Publie le mercredi 7 juin 2006 par Open-Publishing

Quatorze pays européens ont participé ou couvert la "toile d’araignée" mondiale dressée par la CIA pour détenir ou transférer des terroristes présumés, selon le rapport du Conseil de l’Europe publié mercredi.

Dick Marty, qui dirige l’enquête européenne sur les vols secrets de la centrale de renseignement américaine, soupçonne notamment la Pologne et la Roumanie d’avoir abrité des centres de détention illégaux.

"Il est désormais clair (...) que les autorités de plusieurs pays européens ont activement participé, avec la CIA, à des activités illégales, que d’autres les ont ignorées en connaissance de cause, ou n’ont pas voulu savoir", déclare-t-il en préambule de son rapport.

Le document affirme que sept Etats membres, dont le Royaume-Uni, l’Allemagne, l’Italie et la Turquie, peuvent être "tenus pour responsables, à des degrés divers, de violations des droits des personnes".

Sept autres pays, notamment la Pologne et la Roumanie, pour le fonctionnement de centres de détention secrets, ou l’Irlande, le Portugal et la Grèce, en tant qu’escales pour des vols illégaux, seraient responsables de "collusion active ou passive".

Dick Marty a rendu son rapport public mercredi à Paris lors d’une réunion de la Commission des questions juridiques de l’Assemblée parlementaire du Conseil de l’Europe.

Il insiste sur les cas de la Roumanie et de la Pologne, pays mis en cause par l’organisation de défense des droits de l’homme Human Rights Watch (HRW).

"Des éléments de faits viennent corroborer l’hypothèse selon laquelle certains points d’atterrissage en Roumanie et en Pologne, à proximité de centres de détention secrets, servent à débarquer des détenus", écrit-il.

"UNE PARTIE DE LA VERITE"

Le parlementaire suisse souligne que l’existence de ces centres secrets ne fait guère de doutes.

"Si des preuves au sens classique du terme ne sont pas encore disponibles à ce jour, de nombreux éléments cohérents et convergents indiquent que de tels centres secrets de détention ont bel et bien existé en Europe", écrit-il.

En annexe de son rapport, Dick Marty présente une carte dressant le circuit présumé mis en place par la CIA, de Kaboul à Guantanamo, à Cuba, en passant par Rabat, Alger, Le Caire ou Bucarest et un réseau mondial de lieux de détention géré par divers services du gouvernement américain.

Il explique avoir utilisé des données fournies par les autorités nationales et internationales de contrôle du trafic aérien, ainsi que des informations provenant de sources internes aux services de renseignement, notamment américains.

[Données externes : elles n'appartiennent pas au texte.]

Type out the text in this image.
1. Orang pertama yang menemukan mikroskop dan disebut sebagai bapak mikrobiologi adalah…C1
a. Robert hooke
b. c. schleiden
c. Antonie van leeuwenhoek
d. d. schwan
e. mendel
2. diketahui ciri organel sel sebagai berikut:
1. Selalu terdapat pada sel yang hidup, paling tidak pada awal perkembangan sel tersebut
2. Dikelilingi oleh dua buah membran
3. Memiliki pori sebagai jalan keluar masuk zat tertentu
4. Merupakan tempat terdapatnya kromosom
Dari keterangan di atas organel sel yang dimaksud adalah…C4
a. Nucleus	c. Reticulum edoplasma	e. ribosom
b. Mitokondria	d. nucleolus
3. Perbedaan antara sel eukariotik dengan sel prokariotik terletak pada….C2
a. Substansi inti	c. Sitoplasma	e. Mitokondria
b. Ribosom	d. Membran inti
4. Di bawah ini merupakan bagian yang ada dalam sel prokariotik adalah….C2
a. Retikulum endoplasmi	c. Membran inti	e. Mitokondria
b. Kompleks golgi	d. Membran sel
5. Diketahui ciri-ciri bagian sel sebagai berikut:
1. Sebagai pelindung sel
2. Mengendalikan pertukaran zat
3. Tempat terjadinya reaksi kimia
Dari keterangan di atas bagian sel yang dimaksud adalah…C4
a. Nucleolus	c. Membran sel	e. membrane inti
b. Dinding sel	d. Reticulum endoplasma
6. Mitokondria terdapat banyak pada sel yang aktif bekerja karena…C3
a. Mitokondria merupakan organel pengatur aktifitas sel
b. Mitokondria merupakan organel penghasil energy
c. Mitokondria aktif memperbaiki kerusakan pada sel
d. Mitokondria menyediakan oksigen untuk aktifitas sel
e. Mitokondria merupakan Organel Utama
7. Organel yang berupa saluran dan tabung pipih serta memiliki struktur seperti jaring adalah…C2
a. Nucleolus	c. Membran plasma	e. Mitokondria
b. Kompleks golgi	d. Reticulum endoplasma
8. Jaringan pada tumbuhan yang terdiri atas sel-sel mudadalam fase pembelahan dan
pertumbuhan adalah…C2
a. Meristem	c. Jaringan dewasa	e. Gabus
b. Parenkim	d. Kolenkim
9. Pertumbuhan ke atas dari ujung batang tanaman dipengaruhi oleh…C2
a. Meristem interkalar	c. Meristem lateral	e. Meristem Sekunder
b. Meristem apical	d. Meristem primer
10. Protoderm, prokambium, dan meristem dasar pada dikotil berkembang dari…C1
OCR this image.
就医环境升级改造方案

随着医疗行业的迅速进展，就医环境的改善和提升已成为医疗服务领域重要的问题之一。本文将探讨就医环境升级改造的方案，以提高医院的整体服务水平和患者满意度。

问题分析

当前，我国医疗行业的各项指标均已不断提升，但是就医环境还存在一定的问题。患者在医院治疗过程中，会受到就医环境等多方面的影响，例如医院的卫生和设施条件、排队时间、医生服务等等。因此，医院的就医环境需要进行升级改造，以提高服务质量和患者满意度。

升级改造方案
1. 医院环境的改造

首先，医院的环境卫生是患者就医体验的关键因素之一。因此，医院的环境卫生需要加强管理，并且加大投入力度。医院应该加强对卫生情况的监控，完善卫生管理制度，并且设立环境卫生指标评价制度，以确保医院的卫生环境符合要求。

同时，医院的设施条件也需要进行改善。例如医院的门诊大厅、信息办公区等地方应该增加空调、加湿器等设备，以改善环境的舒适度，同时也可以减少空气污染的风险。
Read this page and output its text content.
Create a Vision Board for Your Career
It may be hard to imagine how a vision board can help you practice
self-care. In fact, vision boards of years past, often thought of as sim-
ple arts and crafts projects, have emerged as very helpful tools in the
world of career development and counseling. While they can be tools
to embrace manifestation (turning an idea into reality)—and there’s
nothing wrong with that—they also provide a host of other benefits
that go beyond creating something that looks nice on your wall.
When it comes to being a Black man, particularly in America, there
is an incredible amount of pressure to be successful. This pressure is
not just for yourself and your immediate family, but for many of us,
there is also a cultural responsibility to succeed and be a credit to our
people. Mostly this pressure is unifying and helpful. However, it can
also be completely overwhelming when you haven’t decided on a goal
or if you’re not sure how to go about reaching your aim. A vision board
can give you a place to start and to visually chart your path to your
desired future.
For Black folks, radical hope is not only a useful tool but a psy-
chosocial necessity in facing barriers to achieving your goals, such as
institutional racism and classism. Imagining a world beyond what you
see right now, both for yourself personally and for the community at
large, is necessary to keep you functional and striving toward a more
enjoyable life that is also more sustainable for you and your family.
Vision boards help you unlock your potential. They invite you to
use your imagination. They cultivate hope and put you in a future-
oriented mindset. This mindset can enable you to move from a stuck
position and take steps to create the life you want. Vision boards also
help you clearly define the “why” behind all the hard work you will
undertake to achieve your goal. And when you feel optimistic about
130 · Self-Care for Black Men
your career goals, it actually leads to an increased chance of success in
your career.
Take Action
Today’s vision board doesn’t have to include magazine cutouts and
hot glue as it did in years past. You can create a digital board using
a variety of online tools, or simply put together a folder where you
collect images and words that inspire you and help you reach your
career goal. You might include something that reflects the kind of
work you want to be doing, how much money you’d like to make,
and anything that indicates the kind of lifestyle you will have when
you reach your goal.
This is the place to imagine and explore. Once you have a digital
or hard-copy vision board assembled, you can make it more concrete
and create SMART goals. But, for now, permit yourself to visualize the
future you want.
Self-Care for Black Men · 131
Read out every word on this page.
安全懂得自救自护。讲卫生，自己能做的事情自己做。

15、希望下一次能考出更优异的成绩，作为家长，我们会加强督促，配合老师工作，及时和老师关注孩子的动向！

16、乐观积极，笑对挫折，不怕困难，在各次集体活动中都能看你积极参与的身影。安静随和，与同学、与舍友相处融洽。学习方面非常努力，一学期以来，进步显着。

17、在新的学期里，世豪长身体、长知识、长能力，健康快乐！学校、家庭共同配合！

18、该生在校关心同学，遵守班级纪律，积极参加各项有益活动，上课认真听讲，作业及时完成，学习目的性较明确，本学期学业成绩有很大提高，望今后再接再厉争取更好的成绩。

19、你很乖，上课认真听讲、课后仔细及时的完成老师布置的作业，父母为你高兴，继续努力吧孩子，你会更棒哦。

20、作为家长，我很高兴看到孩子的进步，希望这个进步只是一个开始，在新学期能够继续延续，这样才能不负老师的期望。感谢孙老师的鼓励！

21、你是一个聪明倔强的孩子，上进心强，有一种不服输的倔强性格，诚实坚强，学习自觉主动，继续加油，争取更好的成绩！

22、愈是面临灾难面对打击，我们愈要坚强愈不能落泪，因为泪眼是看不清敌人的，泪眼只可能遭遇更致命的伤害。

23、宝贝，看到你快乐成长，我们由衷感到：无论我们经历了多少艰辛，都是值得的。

"Nous ne connaissons encore qu’une partie seulement de la vérité et d’autres pays pourraient encore être concernés lors de prochaines recherches ou révélations", ajoute le rapport de 67 pages publié après sept mois d’enquête.

Le 17 mai, une commission du Parlement européen avait indiqué que les Américains reconnaissaient que la CIA n’avait pu enlever ou faire transiter en Europe des suspects sans l’accord au moins tacite des Etats.

Selon elle, les "restitutions extrajudiciaires" auraient concerné 30 à 50 personnes depuis les attentats du 11 septembre 2001 aux Etats-Unis et le début de la guerre contre le terrorisme. Dans un rapport d’étape, cette commission avait indiqué en avril que plus d’un millier de vols clandestins avaient transité par le vieux continent depuis 2001.

Les enquêtes menées conjointement par le Conseil de l’Europe et par l’Union européenne font suite aux révélations de la presse américaine et de plusieurs organisations non gouvernementales, en novembre 2005.